JOSH DILLON: Hi, I'm Josh, and today going
to be talking about TensorFlow Probability, which
is a project I've been working on for two years now.
So what is TensorFlow Probability?
So we are part of the TensorFlow ecosystem.
It's a library built using TensorFlow,
and the idea is to make it easy to combine deep learning
with probabilistic modeling.
We are useful for statisticians and data scientists
to whom we can provide R-like capabilities, which
take advantage of GPU and TPU, and to ML researchers
and practitioners so you can build deep models, which
capture uncertainty.
So why should you care?
So a neural net that predicts binary outcomes
is just a Bernoulli distribution that's parameterized
by something fancy.
So suppose you have this.
You've got your sort of V1 model.
Looks great.
Now what?
That's where TensorFlow Probability can help you out.
Using our software, you can encode additional information
in your problem.
You can control prediction variance.
You can even possibly ask tougher questions.

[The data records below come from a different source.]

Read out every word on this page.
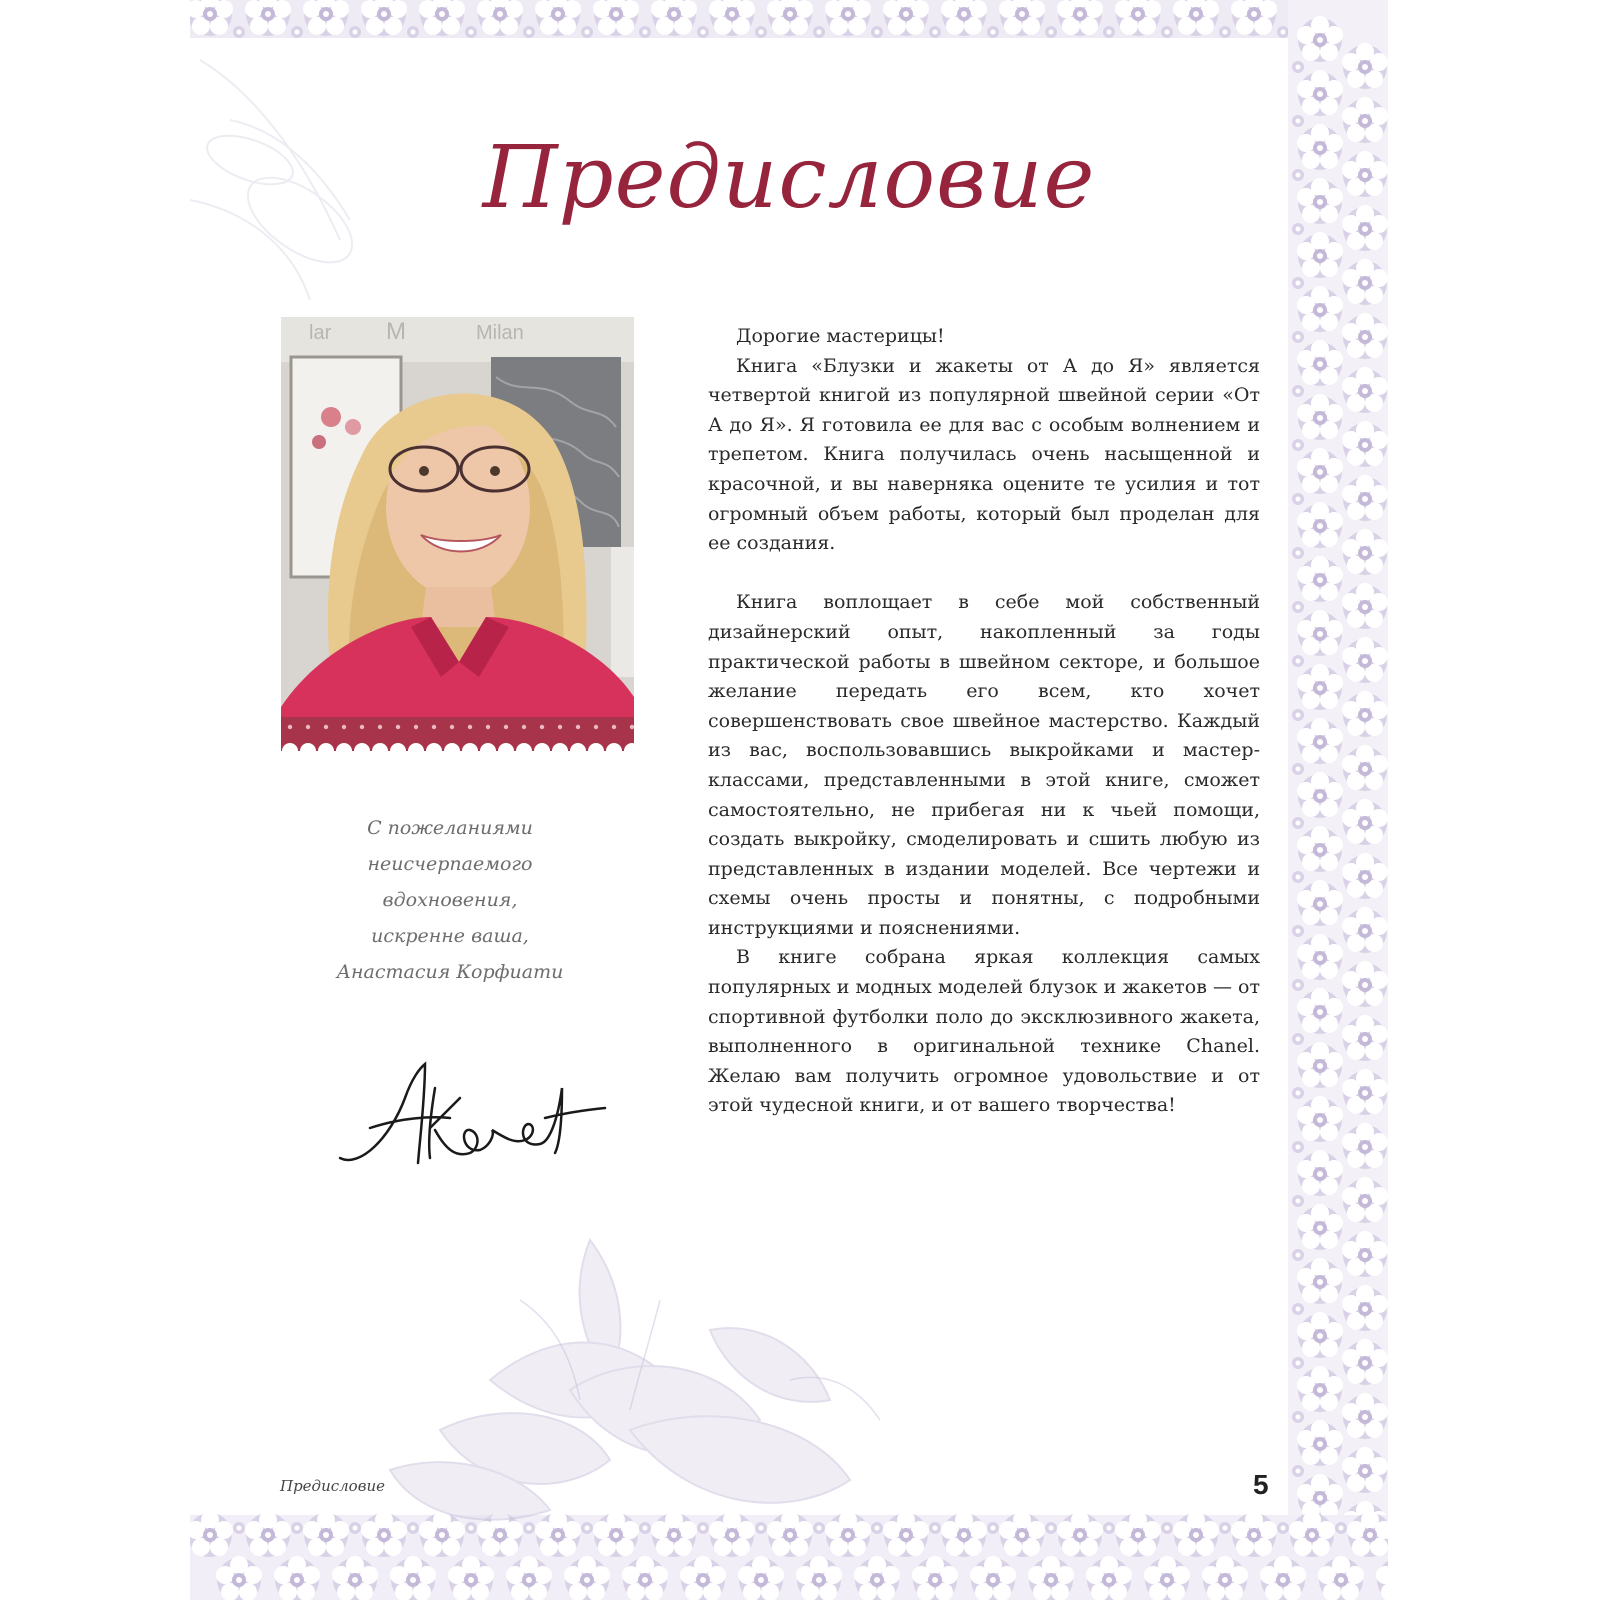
Предисловие
lar M	Milan
С пожеланиями неисчерпаемого
вдохновения,
искренне ваша,
Анастасия Корфиати

Дорогие мастерицы!

Книга «Блузки и жакеты от А до Я» является четвертой книгой из популярной швейной серии «От А до Я». Я готовила ее для вас с особым волнением и трепетом. Книга получилась очень насыщенной и красочной, и вы наверняка оцените те усилия и тот огромный объем работы, который был проделан для ее создания.

Книга воплощает в себе мой собственный дизайнерский опыт, накопленный за годы практической работы в швейном секторе, и большое желание передать его всем, кто хочет совершенствовать свое швейное мастерство. Каждый из вас, воспользовавшись выкройками и мастер-классами, представленными в этой книге, сможет самостоятельно, не прибегая ни к чьей помощи, создать выкройку, смоделировать и сшить любую из представленных в издании моделей. Все чертежи и схемы очень просты и понятны, с подробными инструкциями и пояснениями.

В книге собрана яркая коллекция самых популярных и модных моделей блузок и жакетов — от спортивной футболки поло до эксклюзивного жакета, выполненного в оригинальной технике Chanel. Желаю вам получить огромное удовольствие и от этой чудесной книги, и от вашего творчества!

Предисловие	5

No longer assume that pixels are independent,
because guess what?
They're not.
This is what we're going to be talking about.
So the main take home message for this talk
is TensorFlow Probability is a bunch of low level
tools, a collection of low level tools
which are aimed at trying to make it easier
for you to express what you know about your problem.

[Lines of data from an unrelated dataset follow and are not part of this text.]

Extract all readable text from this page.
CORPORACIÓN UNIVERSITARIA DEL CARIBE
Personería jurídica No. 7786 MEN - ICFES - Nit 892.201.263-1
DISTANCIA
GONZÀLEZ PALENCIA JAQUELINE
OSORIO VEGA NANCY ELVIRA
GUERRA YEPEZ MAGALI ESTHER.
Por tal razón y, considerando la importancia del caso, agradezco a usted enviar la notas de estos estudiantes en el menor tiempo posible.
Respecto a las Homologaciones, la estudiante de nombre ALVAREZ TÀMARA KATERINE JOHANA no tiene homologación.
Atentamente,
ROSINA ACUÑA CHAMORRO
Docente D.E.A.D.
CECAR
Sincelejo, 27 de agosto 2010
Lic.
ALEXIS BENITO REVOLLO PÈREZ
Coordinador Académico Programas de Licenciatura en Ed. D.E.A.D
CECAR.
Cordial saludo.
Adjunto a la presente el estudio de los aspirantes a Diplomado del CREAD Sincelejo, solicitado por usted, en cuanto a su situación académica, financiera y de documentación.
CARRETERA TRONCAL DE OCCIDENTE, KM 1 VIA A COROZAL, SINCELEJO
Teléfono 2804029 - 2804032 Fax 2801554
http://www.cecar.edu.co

To not try to shoehorn your problem
into a neural net architecture, but rather
describe what you know and take advantage of what you know.
And these sort of images over here, we'll talk about a few
of them, but each of them represents
a part of the TensorFlow Probability package.
OK, so in the simplest form, how would you
use TensorFlow Probability?
Sort of like a get our feet wet type example.
So we offer generalized linear models.
Think logistic regression, linear regression.
Very boring stuff maybe, but it's a good starting point.
So you'll see this pattern throughout the TensorFlow
Probability software stack and how you use it.
But basically, you specify a model,
in this case, Bernoulli corresponding logistic
regression.
And then you just fit it.
And in this case, we're using L1 regularization and L2
so you can get sparse weights.
And why you should care about this
is it's using a second order solver under the hood, which
means that up to floating point precision,
you would never need more than 30 iterations of this.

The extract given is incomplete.